Gave Maverick another shot (much better!)

Posted by Conscious_Cut_6144@reddit | LocalLLaMA | View on Reddit | 56 comments

For some reason Maverick was hit particularly hard on my multiple choice cyber security benchmark by the llama.cpp inference bug.

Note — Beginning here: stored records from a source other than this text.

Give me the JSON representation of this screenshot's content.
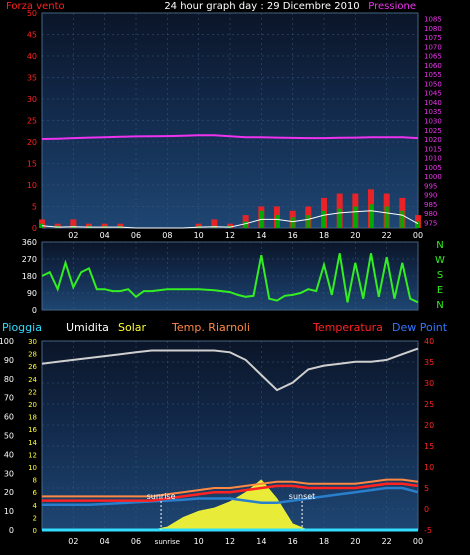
{
  "header": {
    "title": "24 hour graph day : 29 Dicembre 2010",
    "left_label": "Forza vento",
    "right_label": "Pressione"
  },
  "colors": {
    "background": "#000000",
    "plot_top": "#1e4068",
    "plot_bottom": "#0c1a30",
    "grid": "#3a5a7a",
    "wind": "#ff2020",
    "wind_avg": "#ffffff",
    "wind_gust_low": "#00aa00",
    "pressure": "#ee33ee",
    "direction": "#33ee22",
    "humidity": "#cfcfcf",
    "solar": "#ffff33",
    "temp_inside": "#ff8844",
    "temperature": "#ff2222",
    "dew_point": "#2a7fcc",
    "rain": "#33ddff",
    "sun_marker": "#ffffff",
    "legend_pioggia": "#33ddff",
    "legend_umidita": "#ffffff",
    "legend_solar": "#ffff33",
    "legend_riarnoli": "#ff8844",
    "legend_temperatura": "#ff2222",
    "legend_dewpoint": "#3377ff",
    "direction_axis_letters": "#33ee22"
  },
  "legend": {
    "pioggia": "Pioggia",
    "umidita": "Umidita",
    "solar": "Solar",
    "temp_riarnoli": "Temp. Riarnoli",
    "temperatura": "Temperatura",
    "dew_point": "Dew Point"
  },
  "x_ticks": [
    "02",
    "04",
    "06",
    "08",
    "10",
    "12",
    "14",
    "16",
    "18",
    "20",
    "22",
    "00"
  ],
  "bottom_x_ticks": [
    "02",
    "04",
    "06",
    "sunrise",
    "10",
    "12",
    "14",
    "16",
    "18",
    "20",
    "22",
    "00"
  ],
  "chart_data": [
    {
      "type": "line",
      "name": "wind-pressure",
      "x_label": "hour",
      "x": [
        0,
        1,
        2,
        3,
        4,
        5,
        6,
        7,
        8,
        9,
        10,
        11,
        12,
        13,
        14,
        15,
        16,
        17,
        18,
        19,
        20,
        21,
        22,
        23,
        24
      ],
      "left_axis": {
        "label": "Forza vento",
        "ylim": [
          0,
          50
        ],
        "ticks": [
          0,
          5,
          10,
          15,
          20,
          25,
          30,
          35,
          40,
          45,
          50
        ]
      },
      "right_axis": {
        "label": "Pressione",
        "ylim": [
          972,
          1088
        ],
        "ticks": [
          975,
          980,
          985,
          990,
          995,
          1000,
          1005,
          1010,
          1015,
          1020,
          1025,
          1030,
          1035,
          1040,
          1045,
          1050,
          1055,
          1060,
          1065,
          1070,
          1075,
          1080,
          1085
        ]
      },
      "series": [
        {
          "name": "Pressione",
          "axis": "right",
          "values": [
            1020,
            1020.2,
            1020.5,
            1020.8,
            1021,
            1021.2,
            1021.4,
            1021.5,
            1021.6,
            1021.8,
            1022,
            1022,
            1021.5,
            1021,
            1021,
            1020.8,
            1020.6,
            1020.5,
            1020.5,
            1020.7,
            1020.8,
            1021,
            1021,
            1021,
            1020.5
          ]
        },
        {
          "values": [
            2,
            1,
            2,
            1,
            1,
            1,
            0,
            0,
            0,
            0,
            1,
            2,
            1,
            3,
            5,
            5,
            4,
            5,
            7,
            8,
            8,
            9,
            8,
            7,
            3
          ]
        },
        {
          "values": [
            0.5,
            0.2,
            0.3,
            0.2,
            0.2,
            0.2,
            0,
            0,
            0,
            0,
            0.2,
            0.3,
            0.2,
            1,
            2,
            2,
            1.5,
            2,
            3,
            3.5,
            3.8,
            4,
            3.5,
            3,
            1
          ]
        },
        {
          "values": [
            1,
            0.5,
            0.5,
            0.5,
            0.5,
            0.5,
            0,
            0,
            0,
            0,
            0.5,
            0.5,
            0.5,
            1.5,
            4,
            3,
            2.5,
            3,
            4,
            4.5,
            5,
            5.5,
            5,
            4,
            1.5
          ]
        }
      ]
    },
    {
      "type": "line",
      "name": "wind-direction",
      "x": [
        0,
        0.5,
        1,
        1.5,
        2,
        2.5,
        3,
        3.5,
        4,
        4.5,
        5,
        5.5,
        6,
        6.5,
        7,
        8,
        9,
        10,
        11,
        12,
        12.5,
        13,
        13.5,
        14,
        14.5,
        15,
        15.5,
        16,
        16.5,
        17,
        17.5,
        18,
        18.5,
        19,
        19.5,
        20,
        20.5,
        21,
        21.5,
        22,
        22.5,
        23,
        23.5,
        24
      ],
      "ylim": [
        0,
        360
      ],
      "yticks": [
        0,
        90,
        180,
        270,
        360
      ],
      "right_letters": [
        "N",
        "W",
        "S",
        "E",
        "N"
      ],
      "series": [
        {
          "name": "Direzione",
          "values": [
            180,
            200,
            110,
            250,
            120,
            200,
            220,
            110,
            110,
            100,
            100,
            110,
            70,
            100,
            100,
            110,
            110,
            110,
            105,
            95,
            80,
            70,
            75,
            290,
            60,
            50,
            75,
            80,
            90,
            110,
            100,
            240,
            80,
            300,
            40,
            250,
            60,
            300,
            70,
            280,
            60,
            250,
            60,
            40
          ]
        }
      ]
    },
    {
      "type": "line",
      "name": "weather",
      "x": [
        0,
        1,
        2,
        3,
        4,
        5,
        6,
        7,
        8,
        9,
        10,
        11,
        12,
        13,
        14,
        15,
        16,
        17,
        18,
        19,
        20,
        21,
        22,
        23,
        24
      ],
      "left_axis_rain": {
        "label": "Pioggia",
        "ylim": [
          0,
          100
        ],
        "ticks": [
          0,
          10,
          20,
          30,
          40,
          50,
          60,
          70,
          80,
          90,
          100
        ]
      },
      "left_axis_solar": {
        "label": "Solar",
        "ylim": [
          0,
          30
        ],
        "ticks": [
          0,
          2,
          4,
          6,
          8,
          10,
          12,
          14,
          16,
          18,
          20,
          22,
          24,
          26,
          28,
          30
        ]
      },
      "right_axis": {
        "label": "Temperatura",
        "ylim": [
          -5,
          40
        ],
        "ticks": [
          -5,
          0,
          5,
          10,
          15,
          20,
          25,
          30,
          35,
          40
        ]
      },
      "sunrise_hour": 7.6,
      "sunset_hour": 16.6,
      "sunrise_label": "sunrise",
      "sunset_label": "sunset",
      "series": [
        {
          "name": "Umidita",
          "axis": "rain",
          "values": [
            88,
            89,
            90,
            91,
            92,
            93,
            94,
            95,
            95,
            95,
            95,
            95,
            94,
            90,
            82,
            74,
            78,
            85,
            87,
            88,
            89,
            89,
            90,
            93,
            96
          ]
        },
        {
          "name": "Temperatura",
          "axis": "right",
          "values": [
            2,
            2,
            2,
            2,
            2,
            2,
            2,
            2,
            2.5,
            3,
            3.5,
            4,
            4,
            4.5,
            5,
            5.5,
            5.5,
            5,
            5,
            5,
            5,
            5.5,
            6,
            6,
            5.5
          ]
        },
        {
          "name": "Temp. Riarnoli",
          "axis": "right",
          "values": [
            3,
            3,
            3,
            3,
            3,
            3,
            3,
            3,
            3.5,
            4,
            4.5,
            5,
            5,
            5.5,
            6,
            6.5,
            6.5,
            6,
            6,
            6,
            6,
            6.5,
            7,
            7,
            6.5
          ]
        },
        {
          "name": "Dew Point",
          "axis": "right",
          "values": [
            1,
            1,
            1,
            1,
            1.2,
            1.4,
            1.6,
            1.8,
            2,
            2.2,
            2.5,
            2.5,
            2.5,
            2,
            1.5,
            1.5,
            2,
            2.5,
            3,
            3.5,
            4,
            4.5,
            5,
            5,
            4
          ]
        },
        {
          "name": "Pioggia",
          "axis": "rain",
          "values": [
            0,
            0,
            0,
            0,
            0,
            0,
            0,
            0,
            0,
            0,
            0,
            0,
            0,
            0,
            0,
            0,
            0,
            0,
            0,
            0,
            0,
            0,
            0,
            0,
            0
          ]
        },
        {
          "name": "Solar",
          "axis": "solar",
          "values": [
            0,
            0,
            0,
            0,
            0,
            0,
            0,
            0,
            0.5,
            2,
            3,
            3.5,
            4.5,
            6,
            8,
            5,
            1,
            0,
            0,
            0,
            0,
            0,
            0,
            0,
            0
          ]
        }
      ]
    }
  ]
}
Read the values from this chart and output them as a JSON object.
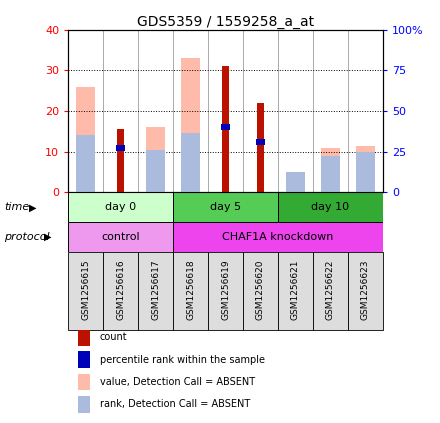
{
  "title": "GDS5359 / 1559258_a_at",
  "samples": [
    "GSM1256615",
    "GSM1256616",
    "GSM1256617",
    "GSM1256618",
    "GSM1256619",
    "GSM1256620",
    "GSM1256621",
    "GSM1256622",
    "GSM1256623"
  ],
  "count_values": [
    0,
    15.5,
    0,
    0,
    31,
    22,
    0,
    0,
    0
  ],
  "percentile_values": [
    0,
    11,
    0,
    0,
    16,
    12.5,
    0,
    0,
    0
  ],
  "absent_value_values": [
    26,
    0,
    16,
    33,
    0,
    0,
    4,
    11,
    11.5
  ],
  "absent_rank_values": [
    14,
    0,
    10.5,
    14.5,
    0,
    0,
    5,
    9,
    10
  ],
  "left_ylim": [
    0,
    40
  ],
  "right_ylim": [
    0,
    100
  ],
  "left_yticks": [
    0,
    10,
    20,
    30,
    40
  ],
  "right_yticks": [
    0,
    25,
    50,
    75,
    100
  ],
  "right_yticklabels": [
    "0",
    "25",
    "50",
    "75",
    "100%"
  ],
  "time_groups": [
    {
      "label": "day 0",
      "start": 0,
      "end": 3,
      "color": "#ccffcc"
    },
    {
      "label": "day 5",
      "start": 3,
      "end": 6,
      "color": "#55cc55"
    },
    {
      "label": "day 10",
      "start": 6,
      "end": 9,
      "color": "#33aa33"
    }
  ],
  "protocol_groups": [
    {
      "label": "control",
      "start": 0,
      "end": 3,
      "color": "#ee99ee"
    },
    {
      "label": "CHAF1A knockdown",
      "start": 3,
      "end": 9,
      "color": "#ee44ee"
    }
  ],
  "color_count": "#bb1100",
  "color_percentile": "#0000bb",
  "color_absent_value": "#ffbbaa",
  "color_absent_rank": "#aabbdd",
  "legend_items": [
    {
      "color": "#bb1100",
      "label": "count"
    },
    {
      "color": "#0000bb",
      "label": "percentile rank within the sample"
    },
    {
      "color": "#ffbbaa",
      "label": "value, Detection Call = ABSENT"
    },
    {
      "color": "#aabbdd",
      "label": "rank, Detection Call = ABSENT"
    }
  ]
}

Went from one of the worst models to one of the best. 1st - GPT-4.5 - 95.01% - $3.87 **2nd - Llama-4-Maverick-UD-Q4-GGUF-latest-Llama.cpp 94.06%** 3rd - Claude-3.7 - 92.87% - $0.30 3rd - Claude-3.5-October - 92.87% **5th - Meta-Llama3.1-405b-FP8 - 92.64%** 6th - GPT-4o - 92.40% 6th - Mistral-Large-123b-2411-FP16 92.40% 8th - Deepseek-v3-api - 91.92% - $0.03 9th - GPT-4o-mini - 91.75% 10th - DeepSeek-v2.5-1210-BF16 - 90.50% 11th - Meta-LLama3.3-70b-FP8 - 90.26% 12th - Qwen-2.5-72b-FP8 - 90.09% 13th - Meta-Llama3.1-70b-FP8 - 89.15% 14th - Llama-4-scout-Lambda-Last-Week - 88.6% 14th - Phi-4-GGUF-Fixed-Q4 - 88.6% 16th - Hunyuan-Large-389b-FP8 - 88.60% 17th - Qwen-2.5-14b-awq - 85.75% 18th - Qwen2.5-7B-FP16 - 83.73% 19th - IBM-Granite-3.1-8b-FP16 - 82.19% 20th - Meta-Llama3.1-8b-FP16 - 81.37% **\*\*\* - Llama-4-Maverick-UD-Q4-GGUF-Old-Llama.cpp 77.44%** **\*\*\* - Llama-4-Maverick-FP8-Lambda-Last-Week- 77.2%** 21st - IBM-Granite-3.0-8b-FP16 - 73.82% Not sure how much faith I put in the bouncing balls test, but it does still struggle with that one. So guessing this is still not going to be a go-to for coding. Still this at least gives me a lot more hope for the L4 reasoner.